PFP-WGAN：通过生成对抗网络发现与基因本体论术语相关性进行蛋白质功能预测。

PFP-WGAN: Protein function prediction by discovering Gene Ontology term correlations with generative adversarial networks.

机构信息

Department of Computer Engineering, Sharif University of Technology, Tehran, Iran.

Department of Mechanical Engineering, University of California Berkeley, Berkeley, California, United States of America.

出版信息

PLoS One. 2021 Feb 25;16(2):e0244430. doi: 10.1371/journal.pone.0244430. eCollection 2021.

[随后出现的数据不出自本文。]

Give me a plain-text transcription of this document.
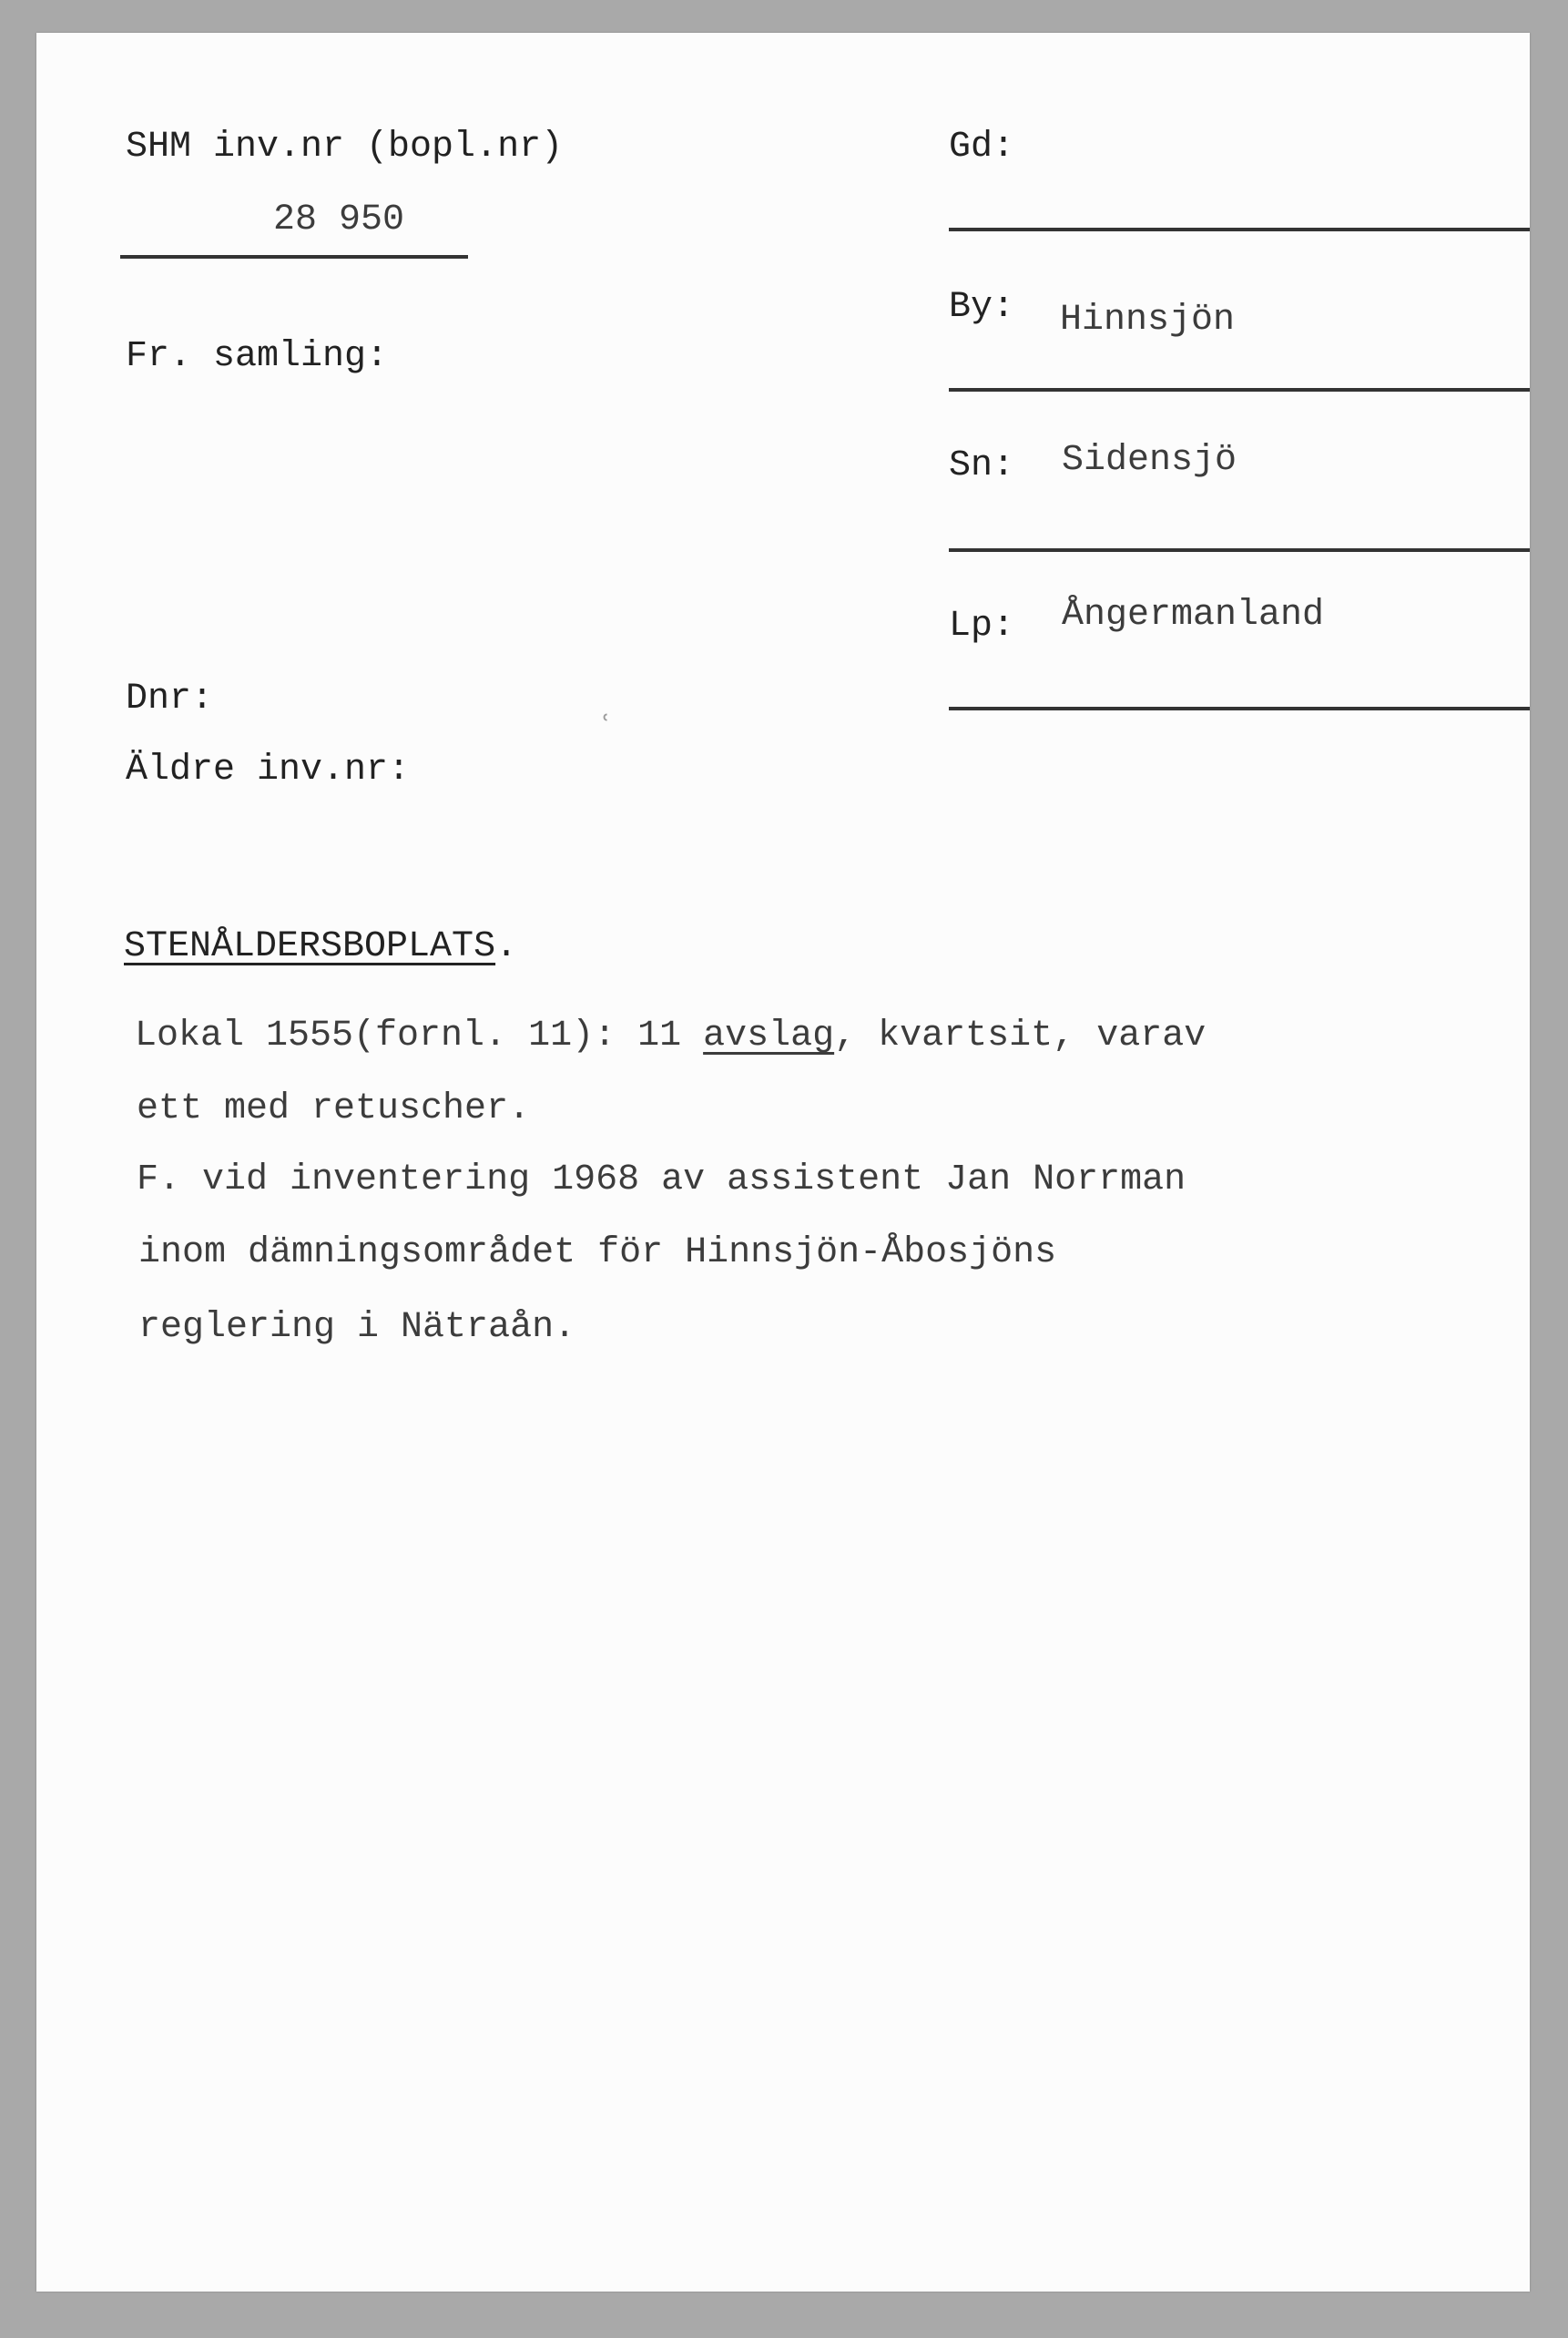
SHM inv.nr (bopl.nr)
28 950
Fr. samling:
Dnr:
Äldre inv.nr:
Gd:
By: Hinnsjön
Sn: Sidensjö
Lp: Ångermanland
ʿ
STENÅLDERSBOPLATS.
Lokal 1555(fornl. 11): 11 avslag, kvartsit, varav
ett med retuscher.
F. vid inventering 1968 av assistent Jan Norrman
inom dämningsområdet för Hinnsjön-Åbosjöns
reglering i Nätraån.
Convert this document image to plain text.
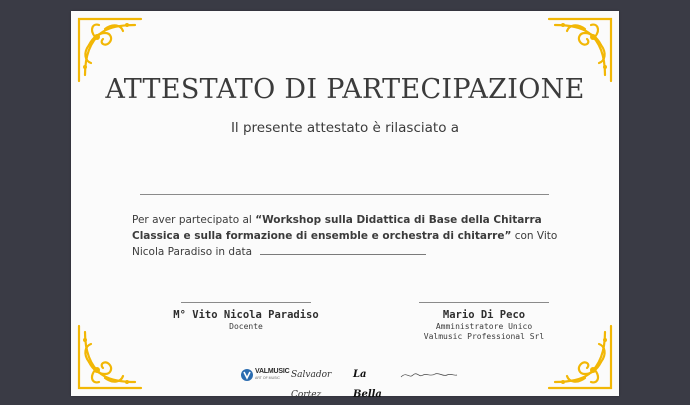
ATTESTATO DI PARTECIPAZIONE
Il presente attestato è rilasciato a
Per aver partecipato al “Workshop sulla Didattica di Base della Chitarra Classica e sulla formazione di ensemble e orchestra di chitarre” con Vito Nicola Paradiso in data
M° Vito Nicola Paradiso
Docente
Mario Di Peco
Amministratore Unico
Valmusic Professional Srl
VALMUSIC
ART OF MUSIC Salvador Cortez
La Bella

DOI:10.1371/journal.pone.0244430

PMID:33630862

原文链接:https://pmc.ncbi.nlm.nih.gov/articles/PMC7906332/

Abstract

Understanding the functionality of proteins has emerged as a critical problem in recent years due to significant roles of these macro-molecules in biological mechanisms. However, in-laboratory techniques for protein function prediction are not as efficient as methods developed and processed for protein sequencing. While more than 70 million protein sequences are available today, only the functionality of around one percent of them are known. These facts have encouraged researchers to develop computational methods to infer protein functionalities from their sequences. Gene Ontology is the most well-known database for protein functions which has a hierarchical structure, where deeper terms are more determinative and specific. However, the lack of experimentally approved annotations for these specific terms limits the performance of computational methods applied on them. In this work, we propose a method to improve protein function prediction using their sequences by deeply extracting relationships between Gene Ontology terms. To this end, we construct a conditional generative adversarial network which helps to effectively discover and incorporate term correlations in the annotation process. In addition to the baseline algorithms, we compare our method with two recently proposed deep techniques that attempt to utilize Gene Ontology term correlations. Our results confirm the superiority of the proposed method compared to the previous works. Moreover, we demonstrate how our model can effectively help to assign more specific terms to sequences.

摘要

近年来，由于这些大分子在生物机制中的重要作用，理解蛋白质的功能已成为一个关键问题。然而，蛋白质功能预测的实验室技术并不像蛋白质测序那样高效。尽管目前有超过 7000 万个蛋白质序列，但已知的只有大约百分之一的蛋白质具有功能。这些事实促使研究人员开发计算方法，从蛋白质序列中推断其功能。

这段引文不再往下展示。